Tuesday, February 23, 2010


Alright, in an attempt to keep my life in order I am going to start blogging on here again. We both need new muses always, so here is one I came across:


http://www.tonkonow.com/sato.html


I can only imagine that Tokihiro Sato's photographs are beyond stunning in person. I want to live in his mind or somethinnnnn

Asian photographer who made photographs of landscapes (snow, creek bed etc.) that had tiny points of white light embedded in the scene? He would take a flash light or a mirror and bounce back light into the camera (long exposure) tracing his path through the photograph.

Thursday, February 18, 2010

paintings this semester so far.

around 10x16 inches
about 24x30 in

about 4x2.5 feet


about 2x4 ft




4x4ft




about 4x2.5ft




Monday, February 8, 2010

goal.

"The attempt to define is like a game in which you cannot possibly reach the goal from the starting point but can only close in on it by picking up each time from where the last play landed." -Harold Rosenberg


For me painting is continuous. I don't start with a straight shot to a meaning. I finish one painting and start the next without much analysis. If I stop and try to figure it all out before I reach the goal, the game falls apart. I start assigning meaning and rules and I never finish what I started.

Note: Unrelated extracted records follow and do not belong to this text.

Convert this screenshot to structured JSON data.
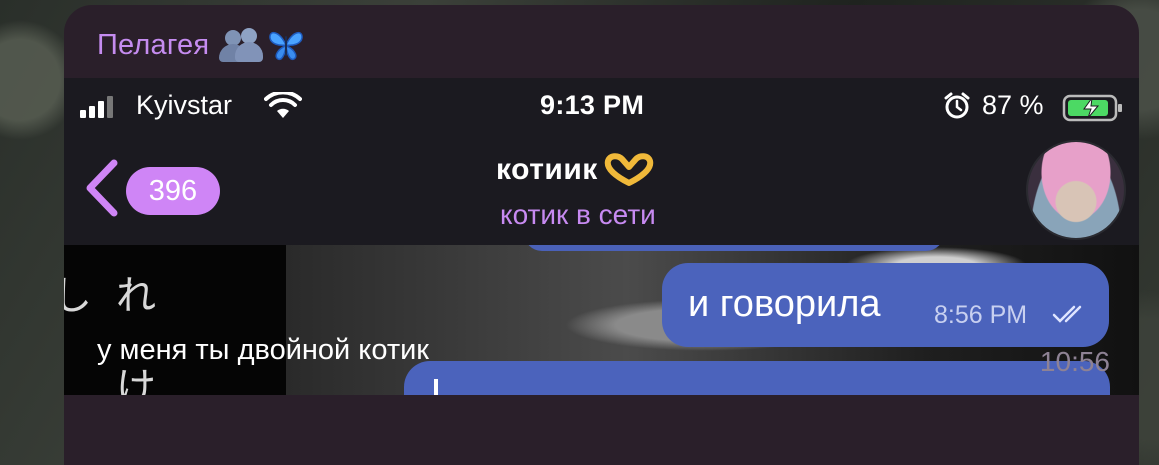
{
  "message": {
    "sender": "Пелагея",
    "caption": "у меня ты двойной котик",
    "time": "10:56"
  },
  "screenshot": {
    "status_bar": {
      "carrier": "Kyivstar",
      "time": "9:13 PM",
      "battery": "87 %"
    },
    "nav": {
      "back_count": "396",
      "contact_name": "котиик",
      "contact_status": "котик в сети"
    },
    "chat": {
      "message_text": "и говорила",
      "message_time": "8:56 PM"
    }
  },
  "colors": {
    "bubble_bg": "#2a1f2a",
    "sender_name": "#c58cf0",
    "accent_purple": "#cf85f6",
    "outgoing_bubble": "#4b63bc"
  },
  "icons": [
    "people-hugging-icon",
    "butterfly-icon",
    "signal-icon",
    "wifi-icon",
    "alarm-icon",
    "battery-charging-icon",
    "back-chevron-icon",
    "heart-hands-icon",
    "double-check-icon"
  ]
}
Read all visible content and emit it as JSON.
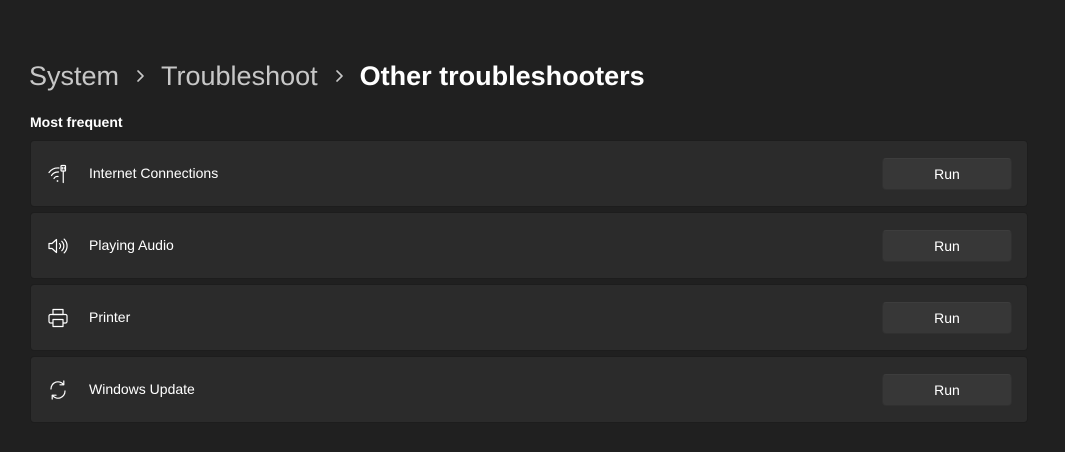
{
  "breadcrumb": {
    "items": [
      "System",
      "Troubleshoot"
    ],
    "current": "Other troubleshooters"
  },
  "section": {
    "title": "Most frequent"
  },
  "troubleshooters": [
    {
      "label": "Internet Connections",
      "icon": "wifi-icon",
      "button_label": "Run"
    },
    {
      "label": "Playing Audio",
      "icon": "speaker-icon",
      "button_label": "Run"
    },
    {
      "label": "Printer",
      "icon": "printer-icon",
      "button_label": "Run"
    },
    {
      "label": "Windows Update",
      "icon": "sync-icon",
      "button_label": "Run"
    }
  ],
  "colors": {
    "background": "#202020",
    "card": "#2b2b2b",
    "button": "#373737",
    "muted_text": "#c7c7c7",
    "text": "#ffffff"
  }
}
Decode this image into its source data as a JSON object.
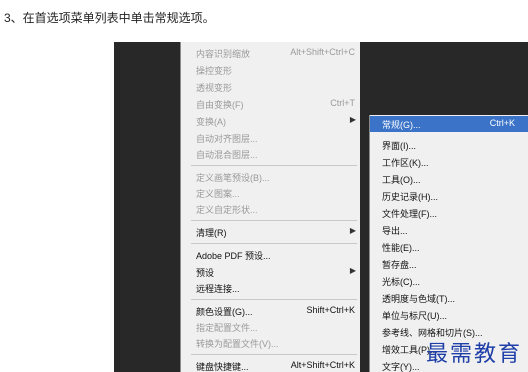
{
  "caption": "3、在首选项菜单列表中单击常规选项。",
  "menu": [
    {
      "label": "内容识别缩放",
      "shortcut": "Alt+Shift+Ctrl+C",
      "disabled": true
    },
    {
      "label": "操控变形",
      "shortcut": "",
      "disabled": true
    },
    {
      "label": "透视变形",
      "shortcut": "",
      "disabled": true
    },
    {
      "label": "自由变换(F)",
      "shortcut": "Ctrl+T",
      "disabled": true
    },
    {
      "label": "变换(A)",
      "shortcut": "",
      "disabled": true,
      "submenu": true
    },
    {
      "label": "自动对齐图层...",
      "shortcut": "",
      "disabled": true
    },
    {
      "label": "自动混合图层...",
      "shortcut": "",
      "disabled": true
    },
    {
      "label": "定义画笔预设(B)...",
      "shortcut": "",
      "disabled": true
    },
    {
      "label": "定义图案...",
      "shortcut": "",
      "disabled": true
    },
    {
      "label": "定义自定形状...",
      "shortcut": "",
      "disabled": true
    },
    {
      "label": "清理(R)",
      "shortcut": "",
      "disabled": false,
      "submenu": true
    },
    {
      "label": "Adobe PDF 预设...",
      "shortcut": "",
      "disabled": false
    },
    {
      "label": "预设",
      "shortcut": "",
      "disabled": false,
      "submenu": true
    },
    {
      "label": "远程连接...",
      "shortcut": "",
      "disabled": false
    },
    {
      "label": "颜色设置(G)...",
      "shortcut": "Shift+Ctrl+K",
      "disabled": false
    },
    {
      "label": "指定配置文件...",
      "shortcut": "",
      "disabled": true
    },
    {
      "label": "转换为配置文件(V)...",
      "shortcut": "",
      "disabled": true
    },
    {
      "label": "键盘快捷键...",
      "shortcut": "Alt+Shift+Ctrl+K",
      "disabled": false
    }
  ],
  "submenu": [
    {
      "label": "常规(G)...",
      "shortcut": "Ctrl+K",
      "highlighted": true
    },
    {
      "label": "界面(I)...",
      "shortcut": ""
    },
    {
      "label": "工作区(K)...",
      "shortcut": ""
    },
    {
      "label": "工具(O)...",
      "shortcut": ""
    },
    {
      "label": "历史记录(H)...",
      "shortcut": ""
    },
    {
      "label": "文件处理(F)...",
      "shortcut": ""
    },
    {
      "label": "导出...",
      "shortcut": ""
    },
    {
      "label": "性能(E)...",
      "shortcut": ""
    },
    {
      "label": "暂存盘...",
      "shortcut": ""
    },
    {
      "label": "光标(C)...",
      "shortcut": ""
    },
    {
      "label": "透明度与色域(T)...",
      "shortcut": ""
    },
    {
      "label": "单位与标尺(U)...",
      "shortcut": ""
    },
    {
      "label": "参考线、网格和切片(S)...",
      "shortcut": ""
    },
    {
      "label": "增效工具(P)...",
      "shortcut": ""
    },
    {
      "label": "文字(Y)...",
      "shortcut": ""
    }
  ],
  "watermark": "最需教育",
  "colors": {
    "highlight": "#3a73c8",
    "menu_bg": "#f0f0f0",
    "backdrop": "#282828",
    "watermark": "#1f3fa8"
  }
}
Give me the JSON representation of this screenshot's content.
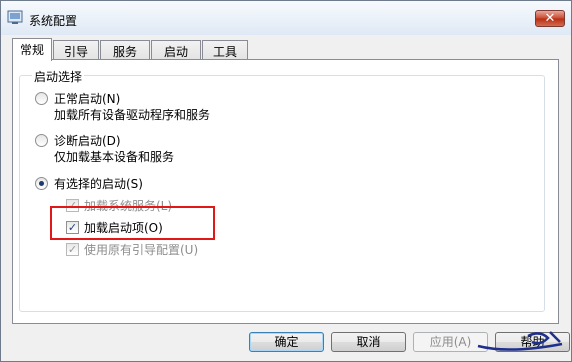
{
  "window": {
    "title": "系统配置",
    "close_label": "✕"
  },
  "tabs": [
    {
      "label": "常规",
      "active": true
    },
    {
      "label": "引导",
      "active": false
    },
    {
      "label": "服务",
      "active": false
    },
    {
      "label": "启动",
      "active": false
    },
    {
      "label": "工具",
      "active": false
    }
  ],
  "startup_group": {
    "title": "启动选择",
    "normal": {
      "label": "正常启动(N)",
      "desc": "加载所有设备驱动程序和服务",
      "selected": false
    },
    "diagnostic": {
      "label": "诊断启动(D)",
      "desc": "仅加载基本设备和服务",
      "selected": false
    },
    "selective": {
      "label": "有选择的启动(S)",
      "selected": true,
      "options": {
        "load_system_services": {
          "label": "加载系统服务(L)",
          "checked": true,
          "enabled": false
        },
        "load_startup_items": {
          "label": "加载启动项(O)",
          "checked": true,
          "enabled": true
        },
        "use_original_boot": {
          "label": "使用原有引导配置(U)",
          "checked": true,
          "enabled": false
        }
      }
    }
  },
  "buttons": {
    "ok": "确定",
    "cancel": "取消",
    "apply": "应用(A)",
    "help": "帮助"
  },
  "colors": {
    "highlight_border": "#e01818",
    "accent": "#3c7fb1"
  }
}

I have this idea that I'm working towards something. A long term something though.

When I was in metals I couldn't ever finish a project because there was a physical, set, drawn plan with steps of how to get there, with no deviation. And if i did deviate then the product would fall apart. Literally. Even in painting if I had a set goal, I either didn't finish the painting or I'd get really frustrated and didn't like the end result.

The only time I liked the end result was if i suddenly smeared the whole painting or altered it completely, and then the painting would be finished. When it wasn't what I had originally planned.

So why not eliminate the frustration, which is the plan, or idea, or goal, and just enjoy the process. And in the idea of keeping painting continuous, why not make finishing a painting and moving on to the next part of the process? A continuous journey towards something fuzzy rather than running in circles around some idea I'll never let myself reach anyway.

I need to get some pictures up here.